If a patient is considering visiting a doctor for a simple follow up or a general visit they would have to schedule the visit approximately a month prior. As the healthcare in Italy is free, patients get assigned their doctor by the area in which they live in, compared to the United States where a person chooses their doctor depending on their hospital preference. In Italy it would usually be better to visit a private clinic as they work much faster than public clinics. In the United States, the wait to see your primary doctor is usually not as long as that of Italy, but the visit just for a regular check-up ranges from $80 – $300, depending on whether you need to get some tests done and how good your insurance is. In Italy, as you go to the hospitals, the wait is longer to see the doctors, the site is usually not as modern as those of its United States counterpart.
Changing American medicinal services does not imply that the United States could or ought to duplicate any nation’s services precisely. Americans can’t adopt another nation’s structure however they can adjust those ways to deal with America’s acquired conditions in a better, more effective way.
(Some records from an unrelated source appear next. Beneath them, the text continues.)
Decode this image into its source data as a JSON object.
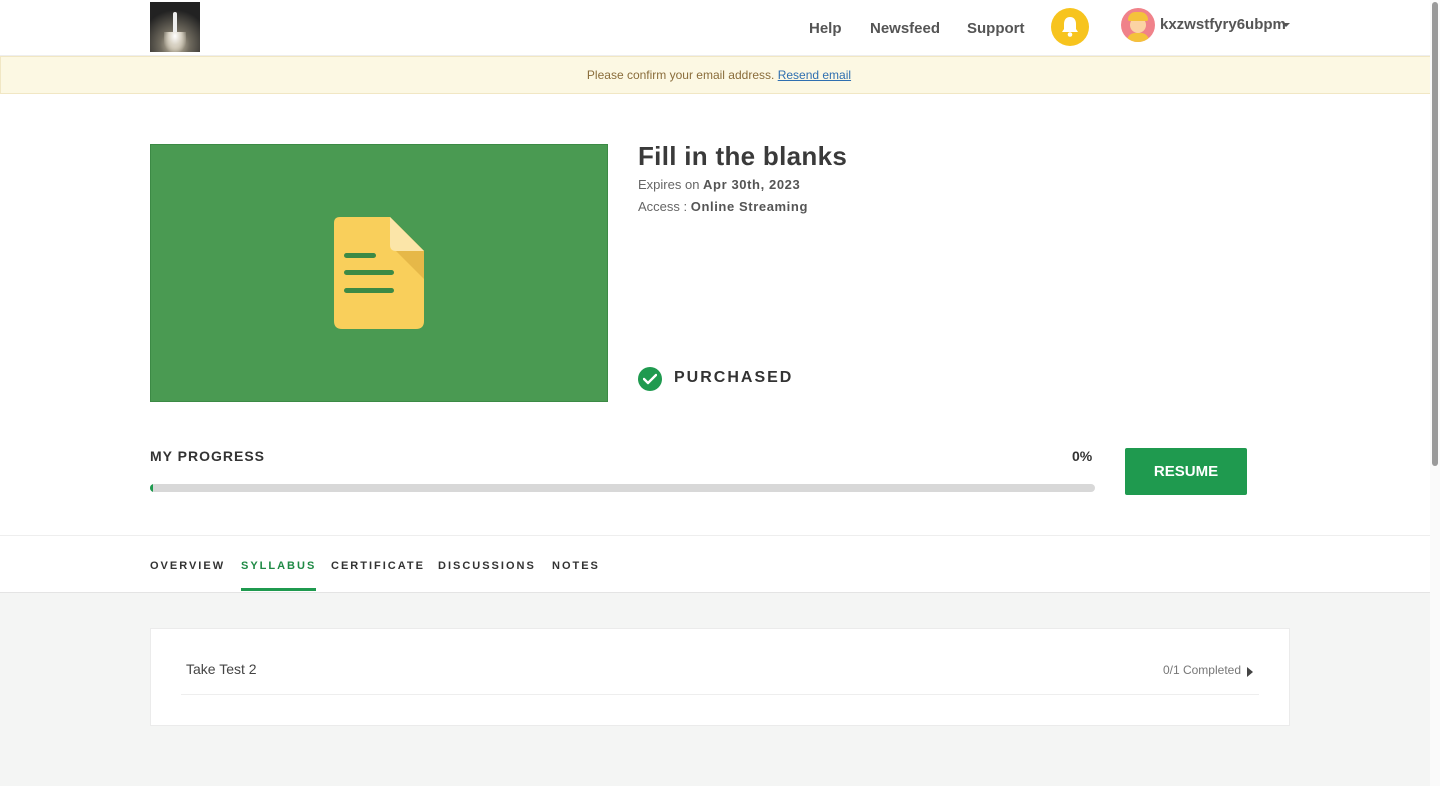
{
  "header": {
    "nav": [
      "Help",
      "Newsfeed",
      "Support"
    ],
    "username": "kxzwstfyry6ubpm"
  },
  "banner": {
    "message": "Please confirm your email address.",
    "link": "Resend email"
  },
  "course": {
    "title": "Fill in the blanks",
    "expires_prefix": "Expires on",
    "expires_date": "Apr 30th, 2023",
    "access_prefix": "Access :",
    "access_value": "Online Streaming",
    "status": "PURCHASED",
    "thumbnail_color": "#4a9a52"
  },
  "progress": {
    "label": "MY PROGRESS",
    "percent_text": "0%",
    "value": 0,
    "resume_label": "RESUME",
    "accent": "#1f9a4f"
  },
  "tabs": [
    {
      "label": "OVERVIEW",
      "active": false
    },
    {
      "label": "SYLLABUS",
      "active": true
    },
    {
      "label": "CERTIFICATE",
      "active": false
    },
    {
      "label": "DISCUSSIONS",
      "active": false
    },
    {
      "label": "NOTES",
      "active": false
    }
  ],
  "syllabus": {
    "items": [
      {
        "title": "Take Test 2",
        "status": "0/1 Completed"
      }
    ]
  }
}
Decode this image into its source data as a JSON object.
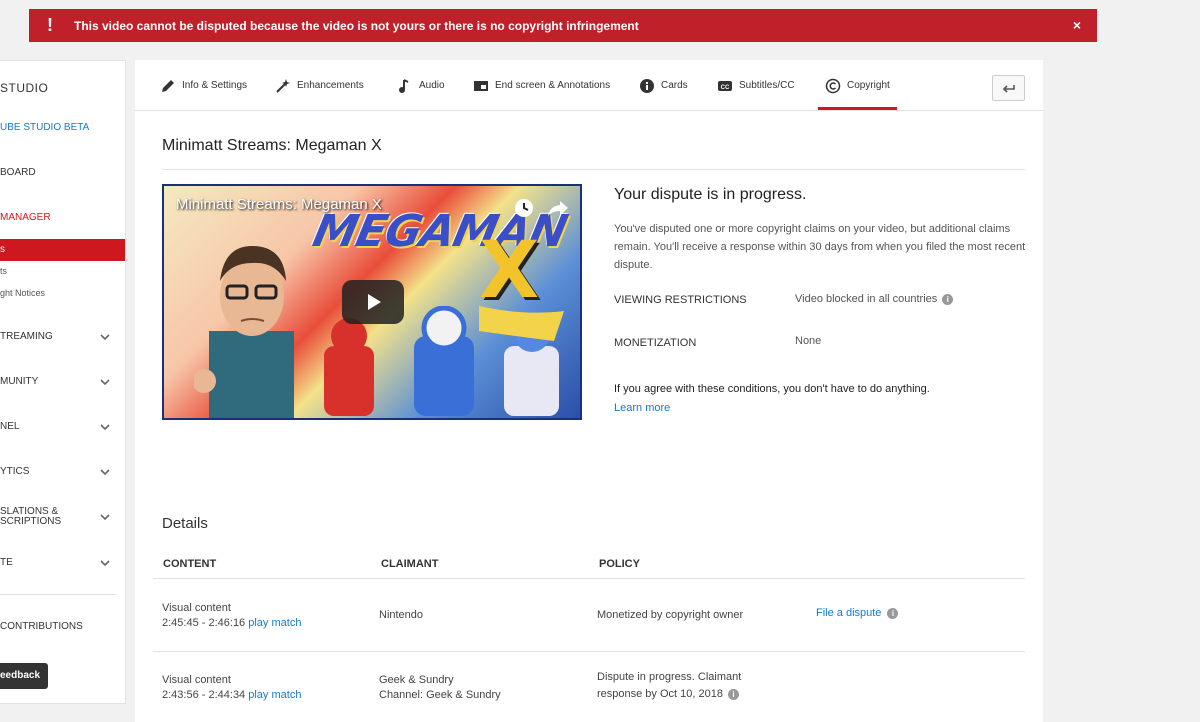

Visiting and becoming part of the staff for the Italian hospital was an unforgettable experience. Not only did the other nurses make me feel welcome, but they were also kind enough to share their knowledge and hospital with me and my classmates. As a nursing student, it was great to experience another country’s hospital as I get to learn a little from another culture. In the future, I will be able to share my experience with others that are interested. You learn about the good things in other countries but you also learn to embrace the good things your country has to offer as well. After my tour around the Careggi University Hospital, I learned that healthcare is indeed a right, and that even though the United States has much to offer to its citizens, we also lack some very important concepts. It is impressive to me how in Italy healthcare is given to anyone who needs it, even tourists and how organ transplant or fatal disease treatments are provided through a facilitated and effective system. Most of these things should be normal and they should not surprise me, but I am glad I was able to have this experience and to be able to share it with you today.